Visyna hoped the horror that suddenly welled up inside her didn’t show on her face. She looked around quickly to see if any of the elves had overheard, but no outcry arose. Perhaps, like Konowa, these elves had lost much of their hearing from constant exposure to musket and cannon fire. She knew her own hearing had suffered since deciding to accompany the Iron Elves.

“Do you have a plan on when to release Jir and we can escape?” She opted not to voice her growing concern that they would likely share Yimt’s fate at the hands of Kritton before much longer.

Chayii shook her head. “I am doing what I can to control Jir. It is up to you, my child, to figure out what we do next.”

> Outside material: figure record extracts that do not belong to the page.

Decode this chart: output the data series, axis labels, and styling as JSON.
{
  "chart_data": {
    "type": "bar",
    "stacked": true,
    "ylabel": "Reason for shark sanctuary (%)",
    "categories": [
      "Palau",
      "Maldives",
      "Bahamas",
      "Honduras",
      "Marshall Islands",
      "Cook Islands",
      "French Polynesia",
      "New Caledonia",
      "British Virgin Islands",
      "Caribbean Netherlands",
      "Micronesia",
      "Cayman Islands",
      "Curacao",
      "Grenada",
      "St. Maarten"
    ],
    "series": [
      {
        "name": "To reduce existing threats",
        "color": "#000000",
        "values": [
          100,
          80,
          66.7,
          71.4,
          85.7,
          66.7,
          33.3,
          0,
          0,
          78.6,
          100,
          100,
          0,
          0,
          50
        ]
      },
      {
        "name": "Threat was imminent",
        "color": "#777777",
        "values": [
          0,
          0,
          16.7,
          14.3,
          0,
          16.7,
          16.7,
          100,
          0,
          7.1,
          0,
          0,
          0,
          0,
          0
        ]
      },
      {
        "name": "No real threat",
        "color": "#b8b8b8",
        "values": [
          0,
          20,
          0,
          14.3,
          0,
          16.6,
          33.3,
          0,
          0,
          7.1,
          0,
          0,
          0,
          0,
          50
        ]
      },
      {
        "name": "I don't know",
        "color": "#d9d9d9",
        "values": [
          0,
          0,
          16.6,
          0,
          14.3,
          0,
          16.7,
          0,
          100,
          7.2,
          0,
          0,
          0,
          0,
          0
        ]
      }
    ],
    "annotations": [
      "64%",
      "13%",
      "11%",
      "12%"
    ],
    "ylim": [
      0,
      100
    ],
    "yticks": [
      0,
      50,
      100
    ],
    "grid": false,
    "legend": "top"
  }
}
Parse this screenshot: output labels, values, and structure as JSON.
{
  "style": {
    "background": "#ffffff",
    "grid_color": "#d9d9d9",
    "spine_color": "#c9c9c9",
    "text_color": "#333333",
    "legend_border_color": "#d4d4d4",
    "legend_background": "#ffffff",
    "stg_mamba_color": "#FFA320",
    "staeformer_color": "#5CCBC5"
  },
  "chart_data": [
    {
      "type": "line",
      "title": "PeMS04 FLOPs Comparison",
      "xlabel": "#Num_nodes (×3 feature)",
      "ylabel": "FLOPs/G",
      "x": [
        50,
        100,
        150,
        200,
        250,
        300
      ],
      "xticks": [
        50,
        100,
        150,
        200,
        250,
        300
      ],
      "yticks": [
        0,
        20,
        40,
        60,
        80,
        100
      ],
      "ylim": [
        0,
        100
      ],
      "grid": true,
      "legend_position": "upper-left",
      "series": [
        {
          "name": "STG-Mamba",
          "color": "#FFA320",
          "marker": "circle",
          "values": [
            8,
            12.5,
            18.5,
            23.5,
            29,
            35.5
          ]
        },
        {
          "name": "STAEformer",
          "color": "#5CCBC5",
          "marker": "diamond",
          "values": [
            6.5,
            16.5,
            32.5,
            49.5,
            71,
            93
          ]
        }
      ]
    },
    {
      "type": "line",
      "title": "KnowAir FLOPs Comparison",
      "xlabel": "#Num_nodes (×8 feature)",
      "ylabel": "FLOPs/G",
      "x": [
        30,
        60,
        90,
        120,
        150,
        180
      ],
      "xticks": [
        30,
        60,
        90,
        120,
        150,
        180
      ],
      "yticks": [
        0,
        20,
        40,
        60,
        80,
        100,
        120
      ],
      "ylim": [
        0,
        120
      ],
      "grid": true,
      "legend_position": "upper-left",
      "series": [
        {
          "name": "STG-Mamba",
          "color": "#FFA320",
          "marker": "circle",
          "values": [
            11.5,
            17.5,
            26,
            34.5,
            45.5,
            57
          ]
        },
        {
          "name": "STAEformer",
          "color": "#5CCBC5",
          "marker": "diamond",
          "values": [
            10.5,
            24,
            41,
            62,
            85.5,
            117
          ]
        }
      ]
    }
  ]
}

The hope of a moment before dimmed, but did not die. She’s right, Visyna realized. Thoughts of being little more than a damsel in distress brought blood rushing to her cheeks. I can do this. She brought her hands in front of her and gently began to weave the air. There was power here she could use. She lowered her hands and began to think. Even elves can’t march forever. They would have to stop sometime to rest. When they did she would have to be ready.

“Are we there yet?”

This time Visyna smiled. “Soon, Scolly, soon.”